Question

Clustering with other data type than scRNA-seq using Seurat

0

Entering edit mode

1 day ago

npont ▴ 20

Hi all,

I have generated a count matrix from a gDNA-seq experiment. The values in the matrix actually correspond to methylation levels in given gene in given cell. These levels were obtained after applying some log likelihood models to take into consideration the cell background methylation (just to give you a context, but that's not truly what matters here).

I would like to perform a clustering similar to what is done in scRNA-seq in order to annotate cell types but therefore based on methylation (there is a reasoning behind, it is not a random attempt).

Has anyone ever performed these types of analysis (not necessarily on methylation values, but on any data that aren't RNAseq) ?

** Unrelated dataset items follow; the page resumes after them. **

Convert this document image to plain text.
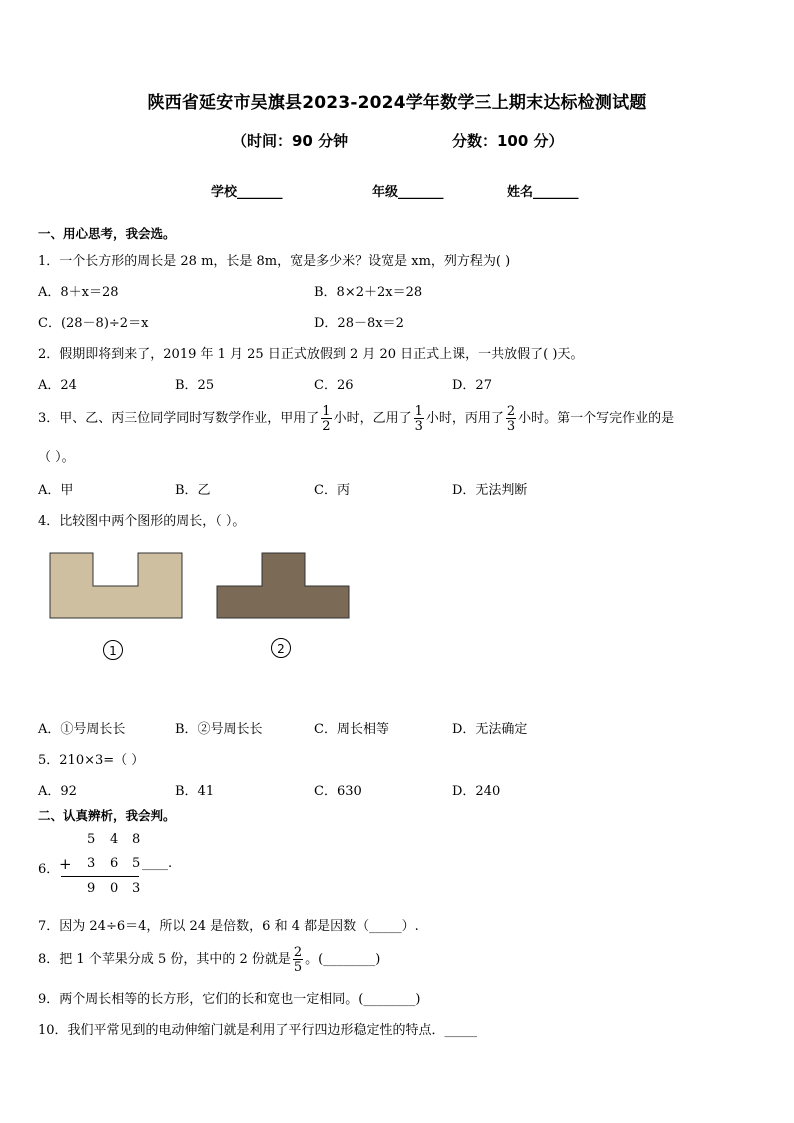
陕西省延安市吴旗县2023-2024学年数学三上期末达标检测试题
（时间：90 分钟	分数：100 分）
学校_______	年级_______	姓名_______
一、用心思考，我会选。
1．一个长方形的周长是 28 m，长是 8m，宽是多少米？设宽是 xm，列方程为( )
A．8＋x＝28	B．8×2＋2x＝28
C．(28－8)÷2＝x	D．28－8x＝2
2．假期即将到来了，2019 年 1 月 25 日正式放假到 2 月 20 日正式上课，一共放假了( )天。
A．24	B．25	C．26	D．27
3．甲、乙、丙三位同学同时写数学作业，甲用了 $\frac{1}{2}$ 小时，乙用了 $\frac{1}{3}$ 小时，丙用了 $\frac{2}{3}$ 小时。第一个写完作业的是
（ ）。
A．甲	B．乙	C．丙	D．无法判断
4．比较图中两个图形的周长，（ ）。
1	2
A．①号周长长	B．②号周长长	C．周长相等	D．无法确定
5．210×3=（ ）
A．92	B．41	C．630	D．240
二、认真辨析，我会判。
6．
5 4 8
+ 3 6 5 ____.
9 0 3
7．因为 24÷6＝4，所以 24 是倍数，6 和 4 都是因数（_____）.
8．把 1 个苹果分成 5 份，其中的 2 份就是 $\frac{2}{5}$ 。(________)
9．两个周长相等的长方形，它们的长和宽也一定相同。(________)
10．我们平常见到的电动伸缩门就是利用了平行四边形稳定性的特点．_____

I tried to first run a PCA (after the normalization, finding most variable features and scaling steps - because RunPCA of Seurat would not work without the layers generated by those steps) however it throws the following error:

Error: None of the requested features have any variance

Any help or insights would be much appreciated!

Thank you :)

countmatrix scrna-seq methylation seurat • 310 views

ADD COMMENT • link updated 13 hours ago by Mensur Dlakic ★ 30k • written 1 day ago by npont ▴ 20

1

Entering edit mode

I would skip Seurat entirely here (and generally), and rather use more transparent methods, such as the ones in the Bioconductor framework. Can you share an example of the data?

ADD REPLY • link 21 hours ago by ATpoint 89k

0

Entering edit mode

Thank you ATpoint and jared.andrews07 for your help :)

My data is really just a sparse matrix with genes as rows and cells as columns. The values are mostly between -3 and +3. When a gene in a given cell has a positive value, it means that the methylation fraction in gene is superior to the cell methylation fraction; and when it's negative it's the opposite.

In my experiment the gene methylation correlates with the gene expression, and therefore I want to check if I am able to annotate the cell types based on those methylation data. This is why I want to perform clustering.

Would Bioconductor framework work in that context? I have never used it so I don't know what I should use to be honest.

Thank you again for the time and advices; really appreciated

ADD REPLY • link 19 hours ago by npont ▴ 20

1

Entering edit mode

Sure, Bioc is generic. See for example as a guide here https://bioconductor.org/books/3.21/OSCA.basic/clustering.html#implementation

In the specific code examples they start from a SingleCellExperiment, but the help pages of the functions will show you that all the functions can also take generic inputs such as (sparse) matrix. It comes down to running feature selection, dimensionality reduction and then some sort of clsutering on your data.

ADD REPLY • link 16 hours ago by ATpoint 89k

score 2 · Answer 1 · 2025-10-23

The standard Seurat workflow may or may not be appropriate for your data. Probably not, given you said you've already altered it to account for background and such. I don't know that the normalization Seurat performs is then appropriate. The error indicates something in that process is coercing all your values to the same value, hence no variance. Hard to tell without code and a better idea of what your data looks like though.

You have a matrix, there's nothing stopping you from running PCA (and other dimensionality reduction methods, e.g. tSNE and UMAP) and various clustering methods without using Seurat. As a bonus, you'd get to avoid their annoying data structure.

score 0 · Answer 2 · 2025-10-24

As you were told, any dimensionality reduction method could (and probably should) be used here outside of the Seurat package.

In my experience, PCA does not work with sparse data (because it can't be centered), but truncated SVD will. You might get t-SNE to work with sparse data but I think in such a case the exact method must be used (the angle parameter, sometimes called theta, must be set to zero). If so, this will be extremely slow for large matrices. You could use truncated SVD to reduce the sparse dataset to 30-50 dense components, then feed that into regular t-SNE.

UMAP is your best bet to work natively with sparse data without any additional manipulations.

My suggestion to you is to do all the methods listed above, and possibly others. Then you decide which visualization works best for you.